There are times in a person’s existence when you experience an event that by itself is harmless, but when coupled with memory and emotion, threaten to tear you to pieces.

 

Darcy left Debra after another ten minutes of talking, all of which centered around catching up with one another the way normal friends would attempt to do. The surreal part of the entire experience, at least for Debra, was the fact that it felt to her as if she was sixteen again and gabbing away with her best friend. It was as if nothing had happened at all to put that giant wedge between them. When Darcy left to find her son, Trevor, she felt drained and aged as if in the span of the twenty minutes or so that they’d been talking an entire lifetime had passed.

 

“Hey…”

 

The sound of Eric’s voice, while soft and gentle, made her want to break apart and crumble into thousands of pieces.  She felt his arms wrap around her and hug her body to him, and she felt sheltered against a storm she hadn’t known was raging.

 

“You’re okay.
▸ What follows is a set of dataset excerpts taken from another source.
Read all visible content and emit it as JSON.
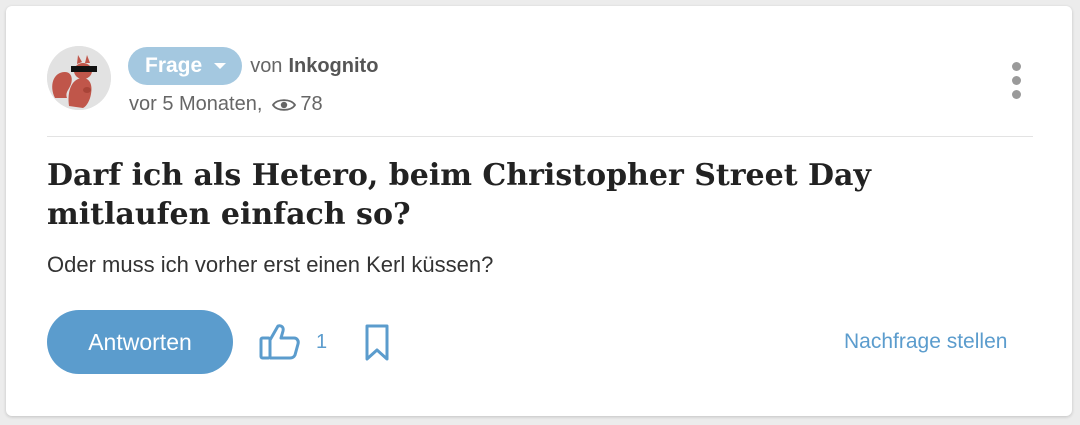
{
  "question": {
    "type_label": "Frage",
    "by_prefix": "von",
    "author": "Inkognito",
    "age": "vor 5 Monaten,",
    "views": "78",
    "title": "Darf ich als Hetero, beim Christopher Street Day mitlaufen einfach so?",
    "body": "Oder muss ich vorher erst einen Kerl küssen?"
  },
  "actions": {
    "answer_label": "Antworten",
    "like_count": "1",
    "followup_label": "Nachfrage stellen"
  },
  "icons": {
    "avatar": "anonymous-squirrel-avatar",
    "type_dropdown": "chevron-down-icon",
    "views": "eye-icon",
    "more": "more-vertical-icon",
    "like": "thumbs-up-icon",
    "bookmark": "bookmark-icon"
  },
  "colors": {
    "accent": "#5b9ccd",
    "pill": "#a4c8e0",
    "text": "#222222"
  }
}
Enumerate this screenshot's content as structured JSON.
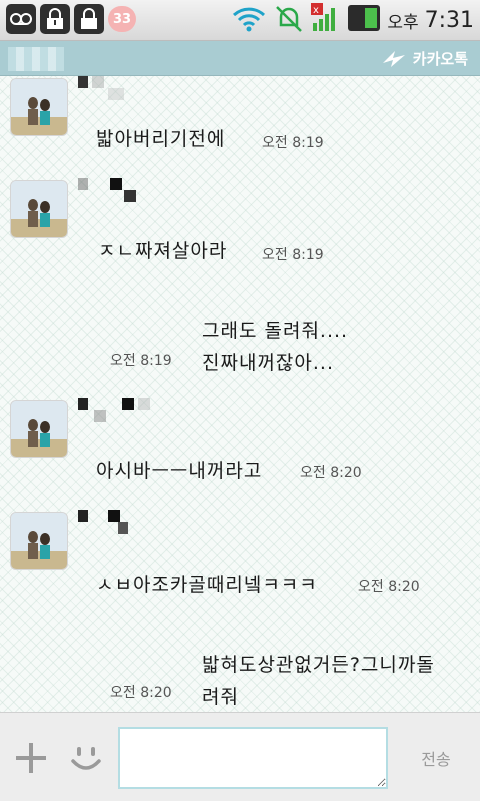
{
  "status_bar": {
    "badge": "33",
    "ampm": "오후",
    "time": "7:31"
  },
  "header": {
    "app_name": "카카오톡"
  },
  "messages": [
    {
      "side": "left",
      "text": "밟아버리기전에",
      "time": "오전 8:19"
    },
    {
      "side": "left",
      "text": "ㅈㄴ짜져살아라",
      "time": "오전 8:19"
    },
    {
      "side": "right",
      "lines": [
        "그래도 돌려줘....",
        "진짜내꺼잖아..."
      ],
      "time": "오전 8:19"
    },
    {
      "side": "left",
      "text": "아시바ㅡㅡ내꺼라고",
      "time": "오전 8:20"
    },
    {
      "side": "left",
      "text": "ㅅㅂ아조카골때리넼ㅋㅋㅋ",
      "time": "오전 8:20"
    },
    {
      "side": "right",
      "lines": [
        "밟혀도상관없거든?그니까돌",
        "려줘"
      ],
      "time": "오전 8:20"
    }
  ],
  "input_bar": {
    "send_label": "전송",
    "placeholder": ""
  }
}
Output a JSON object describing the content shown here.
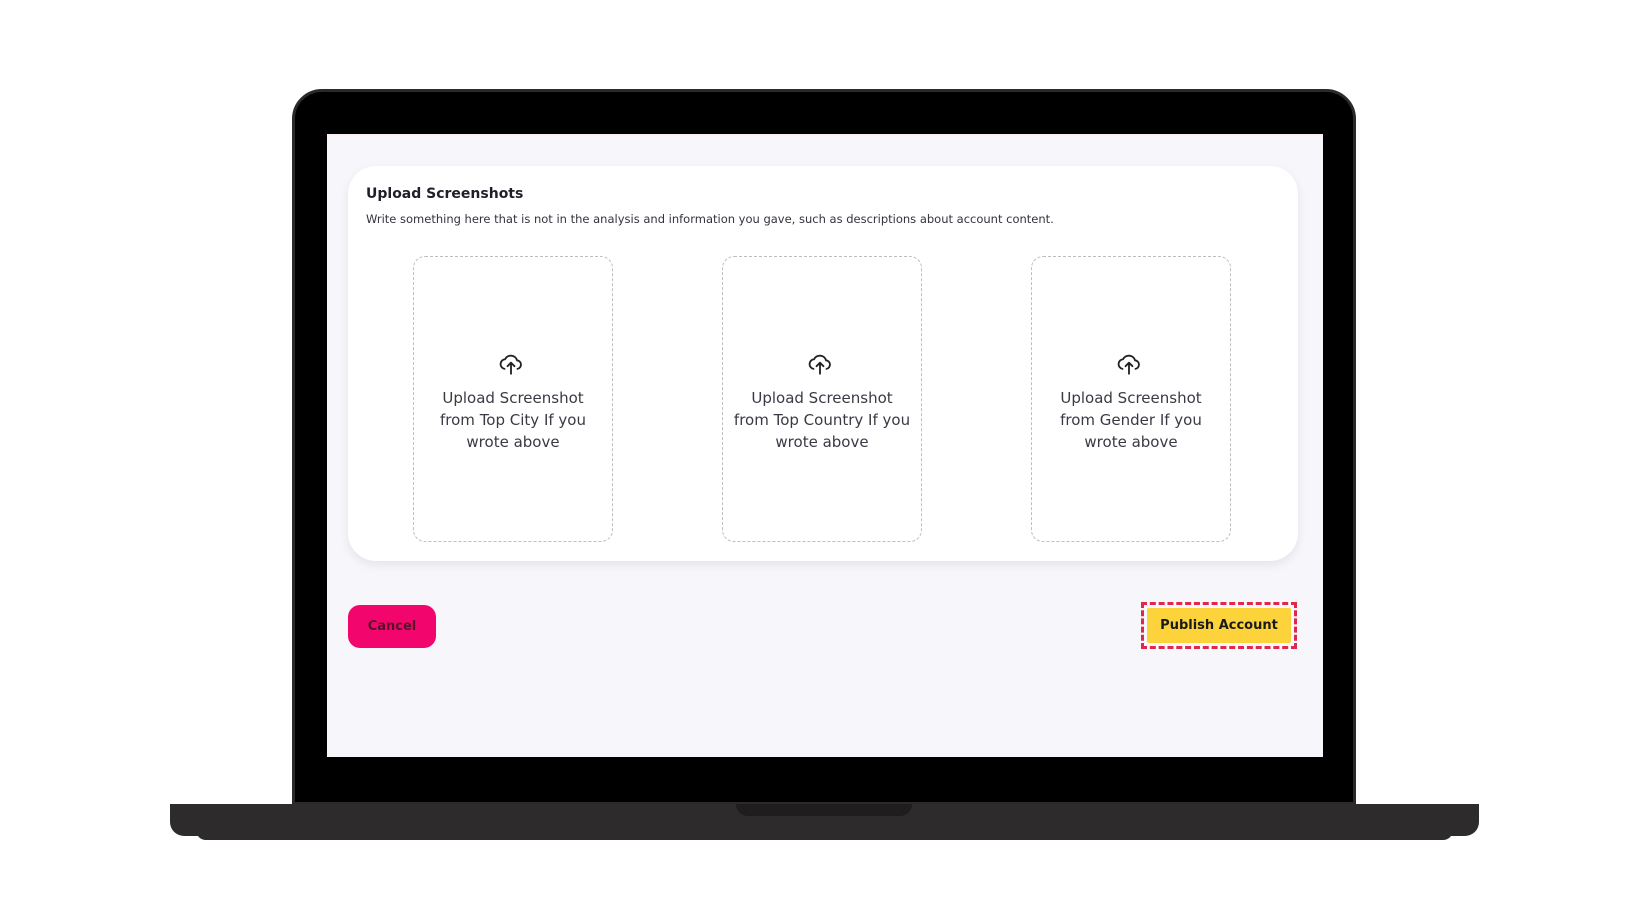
{
  "upload_section": {
    "title": "Upload Screenshots",
    "description": "Write something here that is not in the analysis and information you gave, such as descriptions about account content.",
    "boxes": [
      {
        "label": "Upload Screenshot from Top City If you wrote above",
        "icon": "cloud-upload-icon"
      },
      {
        "label": "Upload Screenshot from Top Country If you wrote above",
        "icon": "cloud-upload-icon"
      },
      {
        "label": "Upload Screenshot from Gender If you wrote above",
        "icon": "cloud-upload-icon"
      }
    ]
  },
  "actions": {
    "cancel_label": "Cancel",
    "publish_label": "Publish Account"
  },
  "colors": {
    "cancel_bg": "#f2066e",
    "publish_bg": "#fdd33b",
    "highlight_border": "#e0284a",
    "screen_bg": "#f7f7fb"
  }
}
It’s okay.”

 

Eric did the only thing he knew for certain he was supposed to do, which was hold Debra close to him and keep her gently shaking body from shattering. He didn’t have to see her face to know that she was crying. Debra was the kind of woman that let her tears fall in private, and even though she was in need of him now, she wouldn’t be fond of knowing she’d cried her eyes out in front of him.

 

A few minutes ticked by before Eric was sure that he could let go of Debra in a way that wouldn’t make either of them uncomfortable. When she stepped away from him, her eyes were red and the expression on her face said that he’d better not ask why.

 

Eric looked to the sky instead of meeting Debra’s eyes. “It’s getting late, isn’t it?”

 

Debra wrapped her arms around herself, still needing the feel of something holding her together, and she nodded.

 

“Let me go find my mother and the boys and tell them I’m driving you back to Blue Jay. I was planning to let them stay here for the weekend. If I know them, they’ll want to stay here so badly that nothing short of a natural disaster will pry them off those rides.”

 

Debra forced herself to watch him walk away and not run after him and she nodded as he waited for her reply before moving, capable only of making the small head movements to let Eric know she understood what he was saying to her. The small tremors in her arms would definitely be present in her voice, and she didn’t trust her control enough to speak confidently.

 

So much was running through her head - enough that if Eric could read her mind, she knew he would be worried. Or, at the very least, she hoped he would be worried. Giving voice to the deep seeded guilt she knew festered in her soul was like giving the key to a caged lion and then allowing it to bite her head off.